Hereditary susceptibility to 3 GDs were increasingly associated with risk of CAD in meta-analysis (Table 1, Figure 2). For 1-unit increment in log-transformed OR of GERD and celiac disease, the combined OR was separately 1.19 (95%CI: 1.01-1.41; pmeta=0.0001) and 1.02 (95% CI: 1.01-1.03; pmeta=0.0284) for CAD risk, together duodenal ulcer with the same directional association (OR=0.99; 95%CI: 0.97-1.02; pmeta=0.0307).

Table 1. Combined causal relationship between 22 gastrointestinal diseases and CAD or HF.

Figure 2. Forest plots and combined causality for the association of gastrointestinal diseases with CAD and HF. *p < 0.05 for combined effects; **p < 0.05 after adjusting for multiple testing.

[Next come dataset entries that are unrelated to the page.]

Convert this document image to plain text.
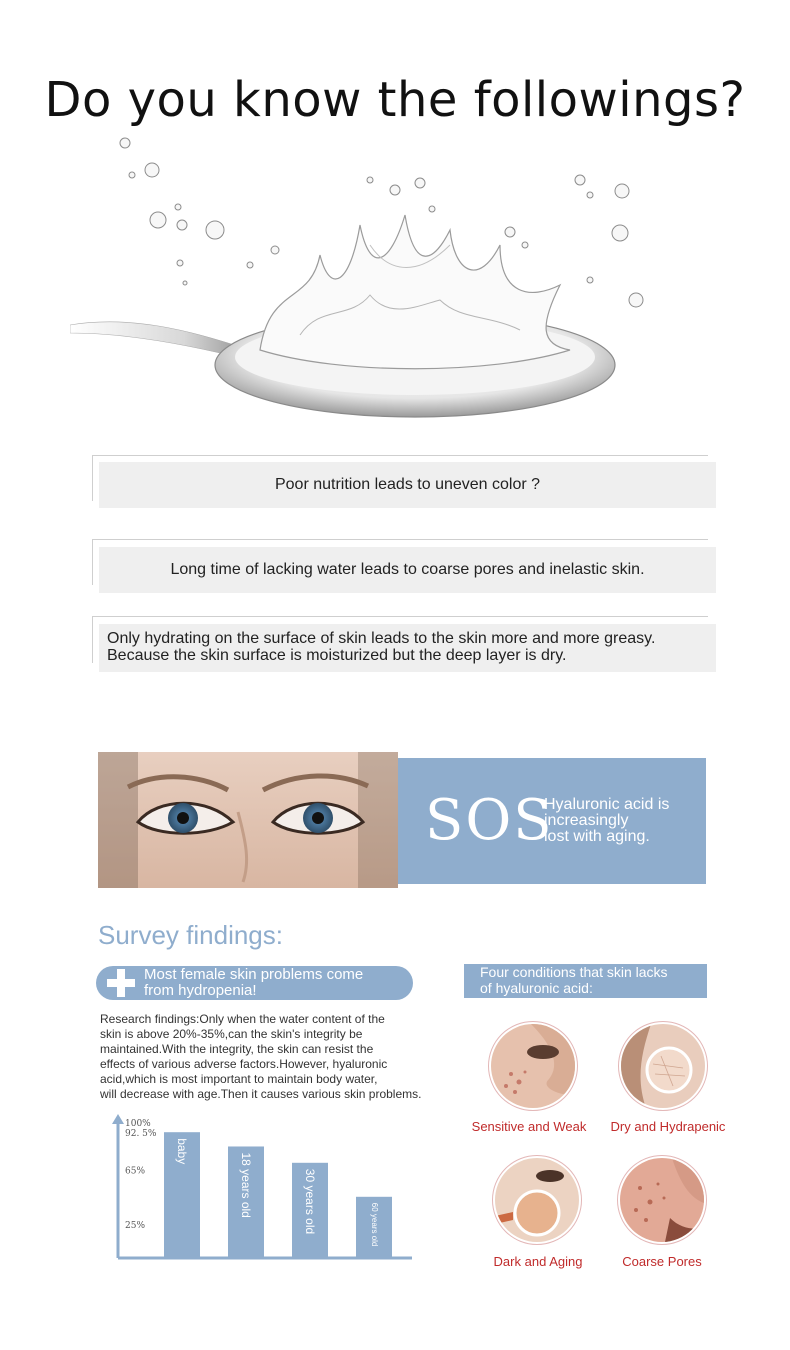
Do you know the followings?
Poor nutrition leads to uneven color ?
Long time of lacking water leads to coarse pores and inelastic skin.
Only hydrating on the surface of skin leads to the skin more and more greasy.
Because the skin surface is moisturized but the deep layer is dry.
SOS
Hyaluronic acid is
increasingly
lost with aging.
Survey findings:
Most female skin problems come
from hydropenia!
Research findings:Only when the water content of the
skin is above 20%-35%,can the skin's integrity be
maintained.With the integrity, the skin can resist the
effects of various adverse factors.However, hyaluronic
acid,which is most important to maintain body water,
will decrease with age.Then it causes various skin problems.
100%
92. 5%
65%
25%
baby
18 years old	30 years old	60 years old
Four conditions that skin lacks
of hyaluronic acid:
Sensitive and Weak	Dry and Hydrapenic
Dark and Aging	Coarse Pores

Additionally, there were other causal references of GDs with CAD in some databases, but the causality lost significance after the combination. Genetic liability to gastric ulcer with OR=1.06 (95%CI: 1.00-1.12; p=0.047), Crohn’s disease with OR=0.979 (95%CI: 0.963-0.997; p=0.02) and NAFLD with OR=1.14 (95%CI: 1.08-1.20; p=1.08E-06) was positively associated with CAD only in CARDIoGRAMplusC4D; pancreatic cancer with OR=1.10 (95%CI: 1.03-1.17; p=4.65E-03) and cholelithiasis with OR=0.05 (95%CI: 0.01-0.37; p=3.20E-03) only in FinnGen. All these associations, only the risk of GERD on CAD, remained significant after multiple tests (Additional File 1: Supplementary Table 5).

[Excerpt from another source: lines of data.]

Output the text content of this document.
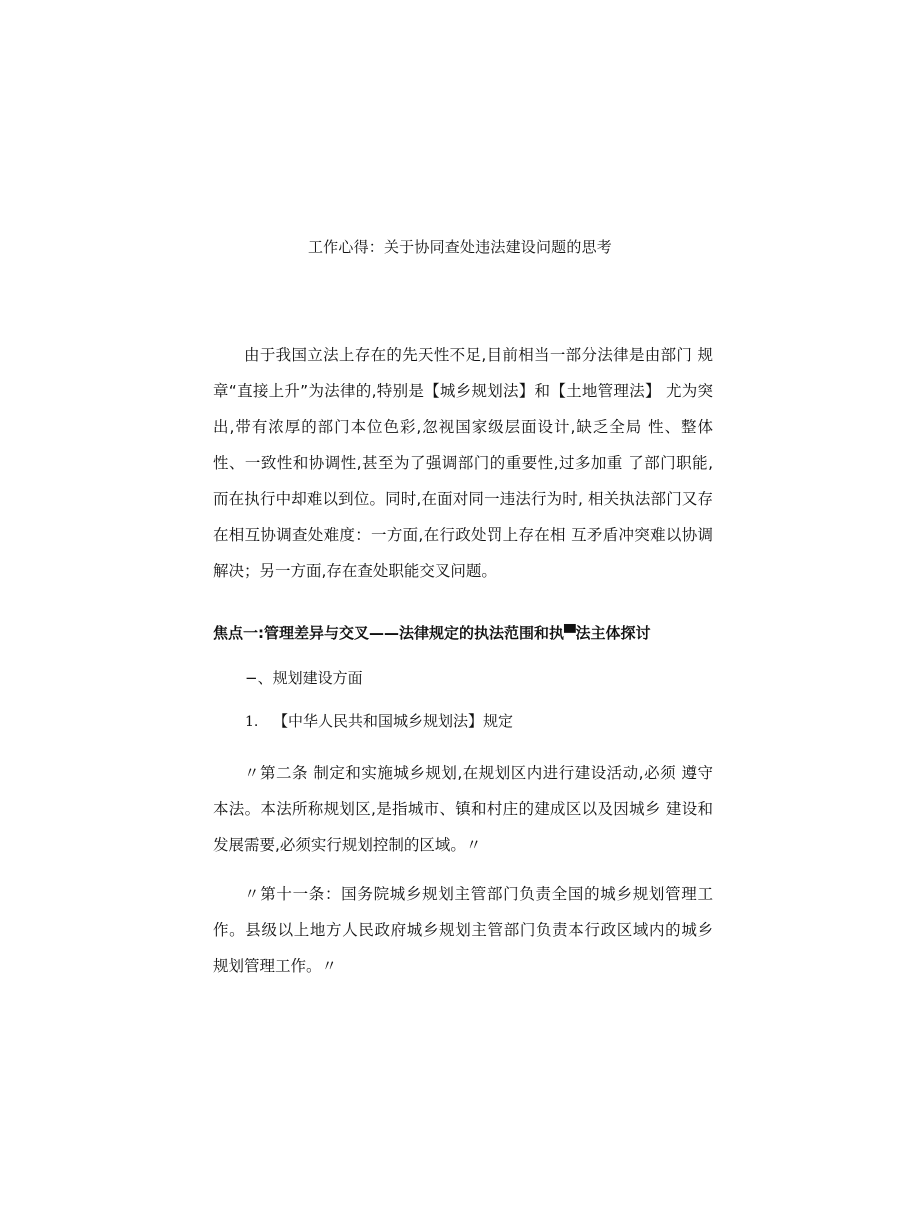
工作心得：关于协同查处违法建设问题的思考

由于我国立法上存在的先天性不足,目前相当一部分法律是由部门 规章“直接上升”为法律的,特别是【城乡规划法】和【土地管理法】 尤为突出,带有浓厚的部门本位色彩,忽视国家级层面设计,缺乏全局 性、整体性、一致性和协调性,甚至为了强调部门的重要性,过多加重 了部门职能,而在执行中却难以到位。同时,在面对同一违法行为时, 相关执法部门又存在相互协调查处难度：一方面,在行政处罚上存在相 互矛盾冲突难以协调解决；另一方面,存在查处职能交叉问题。

焦点一:管理差异与交叉——法律规定的执法范围和执▀法主体探讨
−、规划建设方面
1. 【中华人民共和国城乡规划法】规定

〃第二条 制定和实施城乡规划,在规划区内进行建设活动,必须 遵守本法。本法所称规划区,是指城市、镇和村庄的建成区以及因城乡 建设和发展需要,必须实行规划控制的区域。〃

〃第十一条：国务院城乡规划主管部门负责全国的城乡规划管理工 作。县级以上地方人民政府城乡规划主管部门负责本行政区域内的城乡 规划管理工作。〃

The causal effects of GDs on CAD were in accordance with primary results in sensitivity analyses in the same direction (Additional File 1: Supplementary Table 6). We detected heterogeneity in several gastrointestinal outcomes. We also observed horizontal pleiotropy in the MR-Egger test for cholelithiasis and NAFLD. As for MR-PRESSO analysis, we identified one to 16 outliers in all three data sources, mainly for celiac disease, cholelithiasis, and NAFLD. These associations survived but with smaller estimates and more rigorous CIs after removing outliers except for that for cholelithiasis with no substantial risk of CAD.

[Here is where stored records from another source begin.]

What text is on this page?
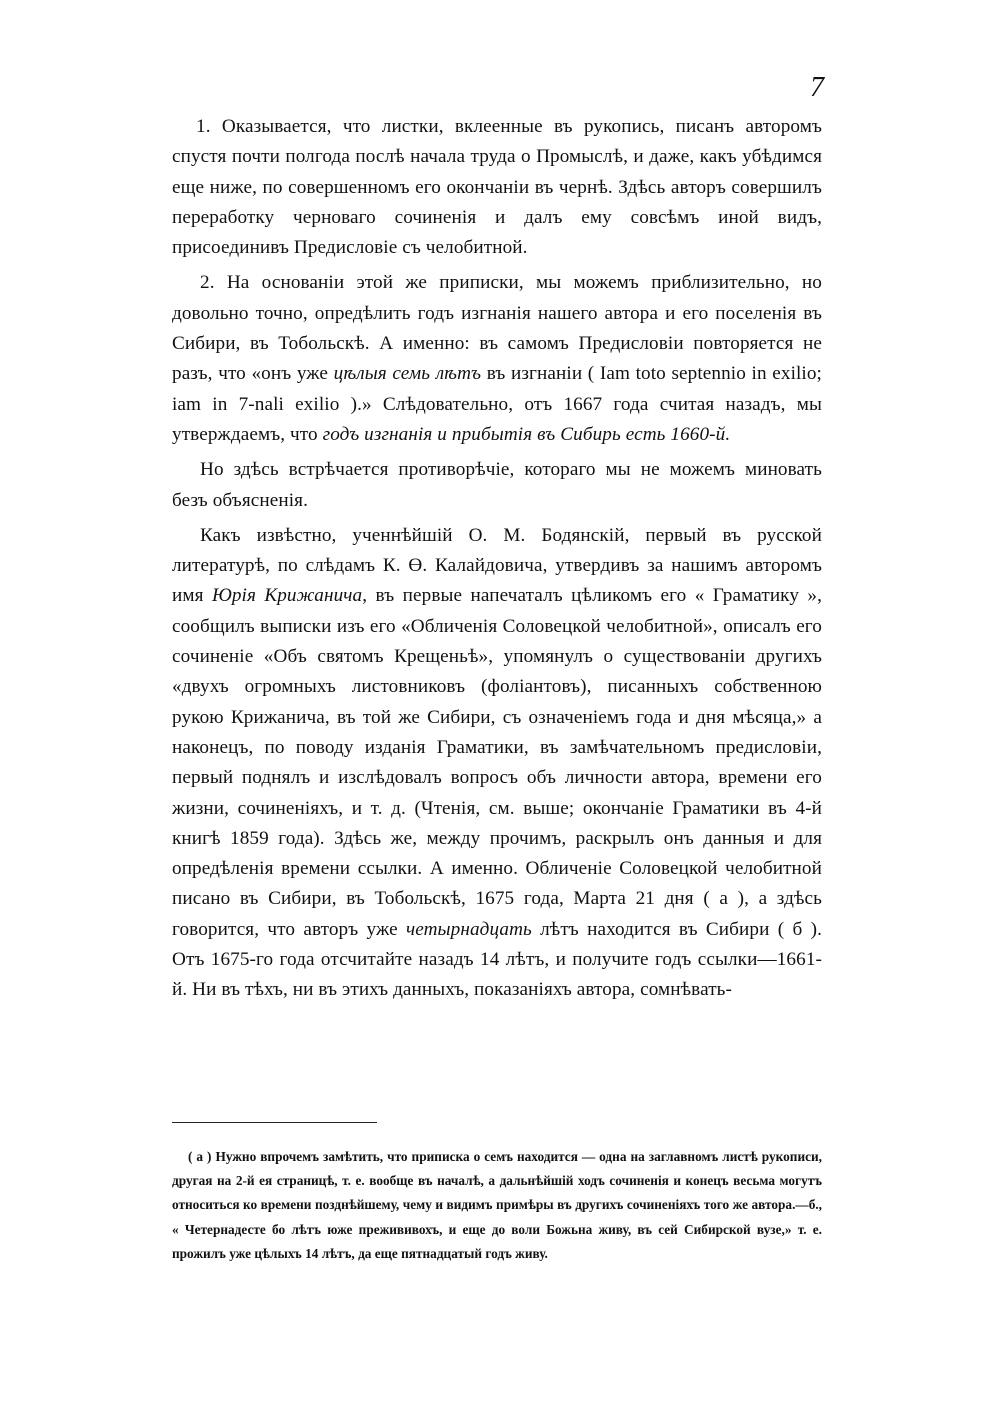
7

1. Оказывается, что листки, вклеенные въ рукопись, писанъ авторомъ спустя почти полгода послѣ начала труда о Промыслѣ, и даже, какъ убѣдимся еще ниже, по совершенномъ его окончаніи въ чернѣ. Здѣсь авторъ совершилъ переработку черноваго сочиненія и далъ ему совсѣмъ иной видъ, присоединивъ Предисловіе съ челобитной.

2. На основаніи этой же приписки, мы можемъ приблизительно, но довольно точно, опредѣлить годъ изгнанія нашего автора и его поселенія въ Сибири, въ Тобольскѣ. А именно: въ самомъ Предисловіи повторяется не разъ, что «онъ уже цѣлыя семь лѣтъ въ изгнаніи ( Iam toto septennio in exilio; iam in 7-nali exilio ).» Слѣдовательно, отъ 1667 года считая назадъ, мы утверждаемъ, что годъ изгнанія и прибытія въ Сибирь есть 1660-й.

Но здѣсь встрѣчается противорѣчіе, котораго мы не можемъ миновать безъ объясненія.

Какъ извѣстно, ученнѣйшій О. М. Бодянскій, первый въ русской литературѣ, по слѣдамъ К. Ө. Калайдовича, утвердивъ за нашимъ авторомъ имя Юрія Крижанича, въ первые напечаталъ цѣликомъ его « Граматику », сообщилъ выписки изъ его «Обличенія Соловецкой челобитной», описалъ его сочиненіе «Объ святомъ Крещеньѣ», упомянулъ о существованіи другихъ «двухъ огромныхъ листовниковъ (фоліантовъ), писанныхъ собственною рукою Крижанича, въ той же Сибири, съ означеніемъ года и дня мѣсяца,» а наконецъ, по поводу изданія Граматики, въ замѣчательномъ предисловіи, первый поднялъ и изслѣдовалъ вопросъ объ личности автора, времени его жизни, сочиненіяхъ, и т. д. (Чтенія, см. выше; окончаніе Граматики въ 4-й книгѣ 1859 года). Здѣсь же, между прочимъ, раскрылъ онъ данныя и для опредѣленія времени ссылки. А именно. Обличеніе Соловецкой челобитной писано въ Сибири, въ Тобольскѣ, 1675 года, Марта 21 дня ( а ), а здѣсь говорится, что авторъ уже четырнадцать лѣтъ находится въ Сибири ( б ). Отъ 1675-го года отсчитайте назадъ 14 лѣтъ, и получите годъ ссылки—1661-й. Ни въ тѣхъ, ни въ этихъ данныхъ, показаніяхъ автора, сомнѣвать-

( а ) Нужно впрочемъ замѣтить, что приписка о семъ находится — одна на заглавномъ листѣ рукописи, другая на 2-й ея страницѣ, т. е. вообще въ началѣ, а дальнѣйшій ходъ сочиненія и конецъ весьма могутъ относиться ко времени позднѣйшему, чему и видимъ примѣры въ другихъ сочиненіяхъ того же автора.—б., « Четернадесте бо лѣтъ юже прежививохъ, и еще до воли Божьна живу, въ сей Сибирской вузе,» т. е. прожилъ уже цѣлыхъ 14 лѣтъ, да еще пятнадцатый годъ живу.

Reversely, no causal associations of CAD on GDs were detected, including GERD (OR=1.02; 95%CI: 0.99-1.04; pmeta=0.1356) and duodenal ulcer (OR, 1.00; 95%CI, 1.00-1.00; pmeta=0.2125) (Additional File 1: Supplementary Table 7). Interestingly, CAD appeared to affect the onset of celiac disease (OR=1.24; 95%CI: 1.02-1.50; pmeta=0.0279), implying a bidirectional causal reference, which was also identified in Steiger’s directional test (Additional File 1: Supplementary Table 8). The above results remained stable in sensitivity analyses and survived after adjustment in MVMR analysis (Additional File 1: Supplementary Table 9).

Genetic susceptibility to 2 GDs was correlated to the risk of HF (Table 1, Figure 2). With genetic prediction, per-unit increment in log-transformed OR of GERD was highly associated with HF (OR=1.22; 95% CI: 1.00-1.49; pmeta=0.0001) and celiac disease (OR=1.01; 95% CI: 1.00-1.02; pmeta=0.12), but the significant effect for celiac disease did not maintain in multiple testing. Meanwhile, there were associations for Crohn’s disease (OR=0.97; 95% CI: 0.94-0.99; p=0.02), chronic pancreatitis (OR=0.94; 95%CI: 0.90-0.98; p=2.50E-03), cholelithiasis (OR=0.05; 95%CI: 0.01-0.33; p=1.93E-03), cholelithiasis with cholecystitis (OR=0.96; 95%CI: 0.92-1.00; p=0.03) with HF in FinnGen, and NAFLD (OR=1.05; 95%CI: 1.00-1.09; p=0.02) in HERMES.

These causal associations remained directionally unitive in sensitivity analyses; however, we still detected heterogeneity and horizontal pleiotropy in MR-Egger for some outcomes, such as GERD in HERMES. Besides, we detected a few outliers in MR-PRESSO in most consequences; despite smaller effect sizes, the causal effects survived after removing these outliers (Additional File 1: Supplementary Table 10).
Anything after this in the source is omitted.